Tuesday, January 25, 2011

Veggy burgers and lemon avocado dip

Oddly enough, our two year old Gavin won't eat avocado or daikon by themselves, but put the two together with this dip recipe and he gobbles it down faster than I can slice it!  He dips the slices of daikon into the lemon avocado dip, like chips and dip.

I have a few variations of this dip, so I will give you the original recipe as it started and the simple one I made today for these photos.  I prefer using more lemon juice and then sweetening it up a bit, like the recipe from today, but you can make a spicier version of the original too.  My boys also use this dip as a dressing on salads and, if you want it to be easier to pour, just add a little water until you like the consistency.

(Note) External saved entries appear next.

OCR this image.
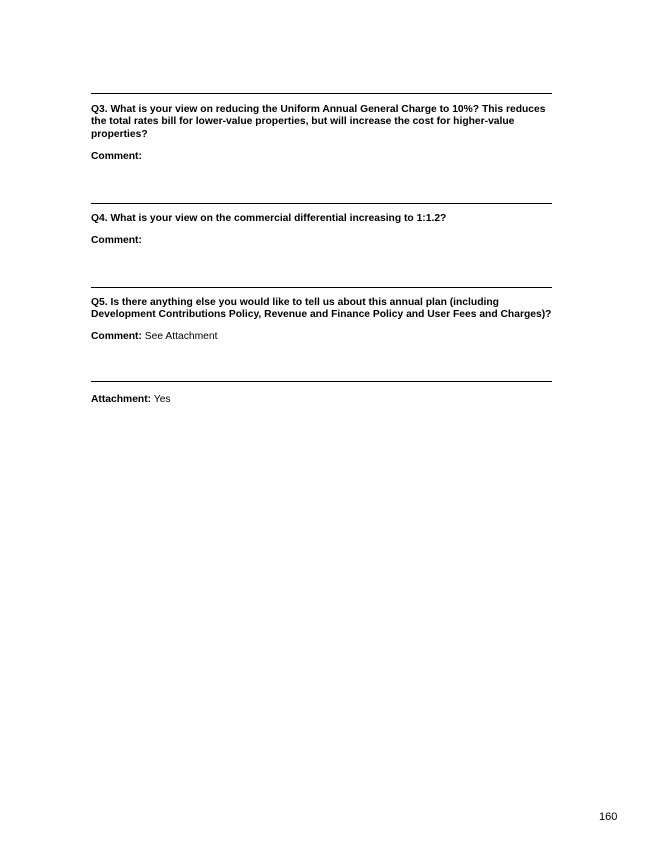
Q3. What is your view on reducing the Uniform Annual General Charge to 10%? This reduces the total rates bill for lower-value properties, but will increase the cost for higher-value properties?
Comment:
Q4. What is your view on the commercial differential increasing to 1:1.2?
Comment:
Q5. Is there anything else you would like to tell us about this annual plan (including Development Contributions Policy, Revenue and Finance Policy and User Fees and Charges)?
Comment: See Attachment
Attachment: Yes
160
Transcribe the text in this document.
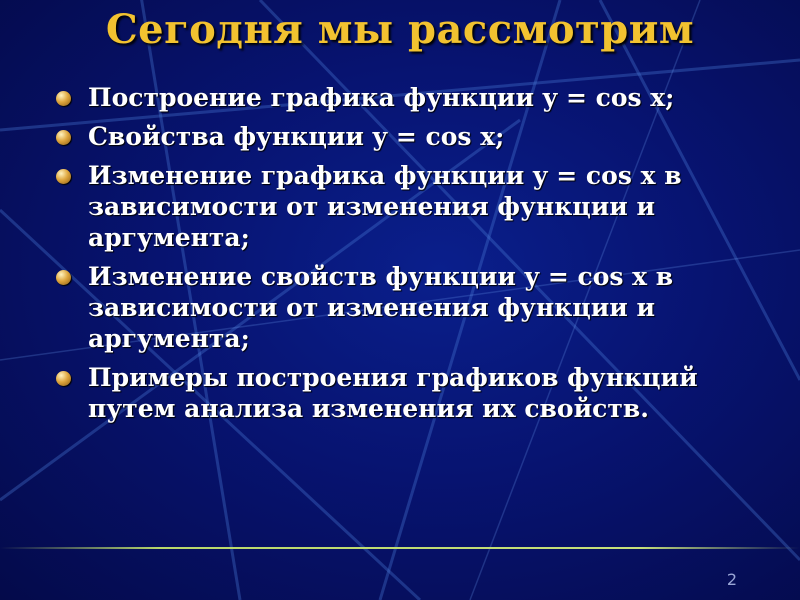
Сегодня мы рассмотрим
Построение графика функции y = cos x;
Свойства функции y = cos x;
Изменение графика функции y = cos x в зависимости от изменения функции и аргумента;
Изменение свойств функции y = cos x в зависимости от изменения функции и аргумента;
Примеры построения графиков функций путем анализа изменения их свойств.
2
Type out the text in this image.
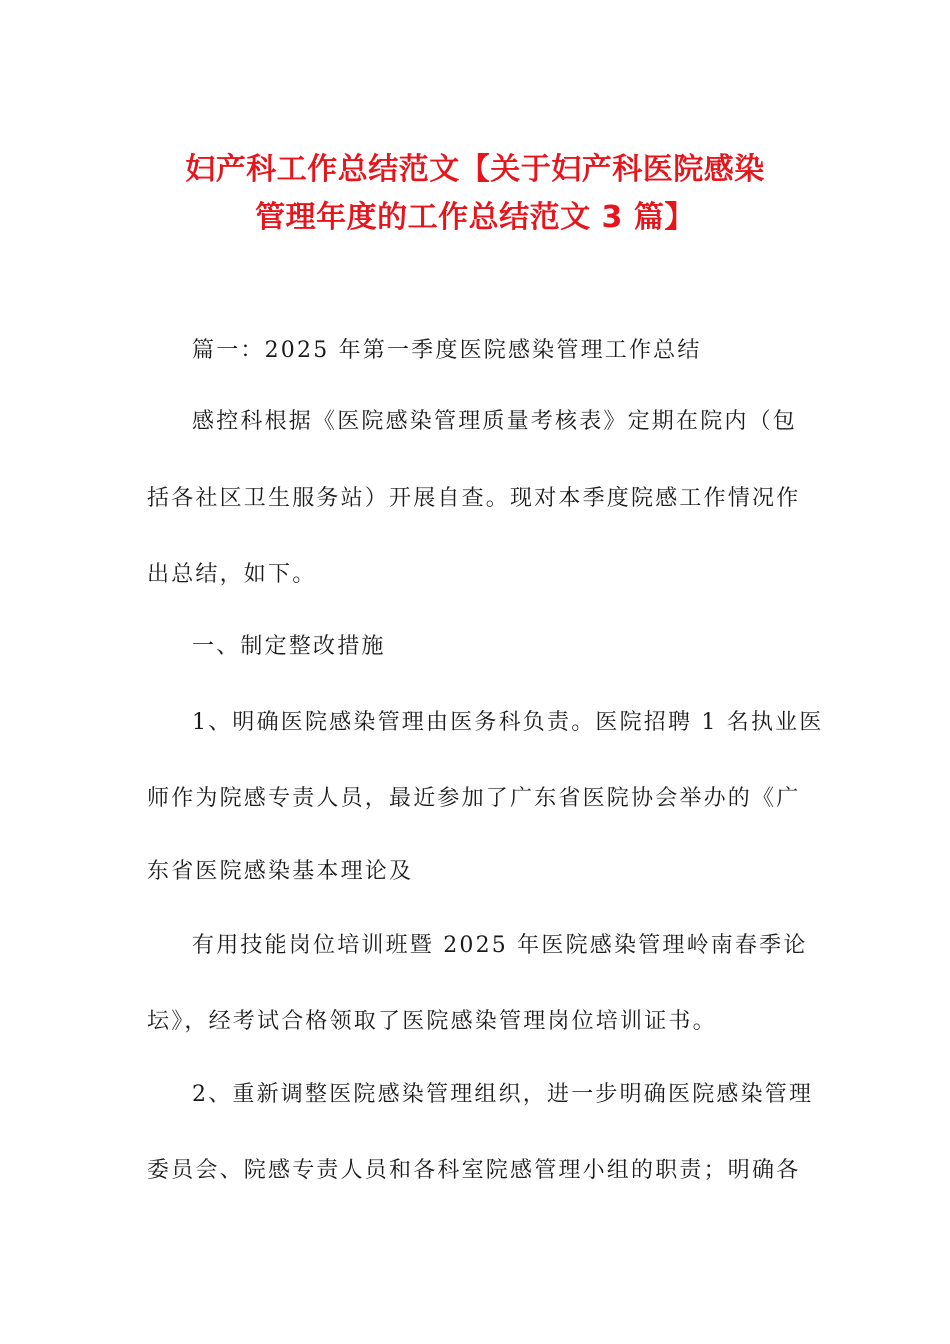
妇产科工作总结范文【关于妇产科医院感染
管理年度的工作总结范文 3 篇】
篇一：2025 年第一季度医院感染管理工作总结
感控科根据《医院感染管理质量考核表》定期在院内（包
括各社区卫生服务站）开展自查。现对本季度院感工作情况作
出总结，如下。
一、制定整改措施
1、明确医院感染管理由医务科负责。医院招聘 1 名执业医
师作为院感专责人员，最近参加了广东省医院协会举办的《广
东省医院感染基本理论及
有用技能岗位培训班暨 2025 年医院感染管理岭南春季论
坛》，经考试合格领取了医院感染管理岗位培训证书。
2、重新调整医院感染管理组织，进一步明确医院感染管理
委员会、院感专责人员和各科室院感管理小组的职责；明确各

Both of these recipes below are low oxalate.

Original lemon avocado dip/dressing
1 avocado
1/2 of a cucumber peeled
1 clove of garlic
2 Tbs red onion
1.5 tsp dried dill


Today's lemon avocado dip/dressing
1 avocado
1/4 c. lemon juice (fresh squeezed, not from concentrate)
1-2 inches of a large daikon root (you could use onion instead)
2 tsp xylitol (or choice of sweetener)
1.5 tsp dried dill

Blend and add water to consistency preference



Veggy burgers (this recipe can actually be made raw by dehydrating instead of baking)
3-4 c. winter squash (butternut is good in this, but any will work)
1 c. soaked garbanzo beans
1/2 c. soaked pumpkin seeds
1/4 c. soaked wild rice
1/8 c. oil
1/3 c. onion
2 cloves of garlic
3 Tbs GF aminos or GF tamari - I use Coconut Secret Aminos (optional)
1 tsp basil
1/2 tsp sea salt
1/2 tsp garlic salt
1/2 tsp paprika
1/4 tsp thyme
just enough water to pulse the mixture into a chunky but pasty consistency

This makes a fairly large batch of "burgers" so it can be cut in half or you will need to blend it in two batches after mixing the ingredients in a bowl first.
  1. Preheat oven to 355
  2. Pulse all of the ingredients together in a blender or food processor 
  3. Spoon/shape into burgers on a cookie sheet lined with parchment paper
  4. bake for 30 minutes or when they are firm and the edges brown (if they are more watery, more time is needed)
  5. Let cool so they will set better
They freeze great and can be reheated in the toaster oven!

3 comments:

Sara @ Saucy Dipper said...

I haven't had lemon avocado dip before, but it sounds great. And I love veggie burgers. Great combo!

Jessica said...

Thanks Sara!

channa said...

my son absolutely loved this recipe! thanks for sharing and please share if you got any more vegetarian recipes!!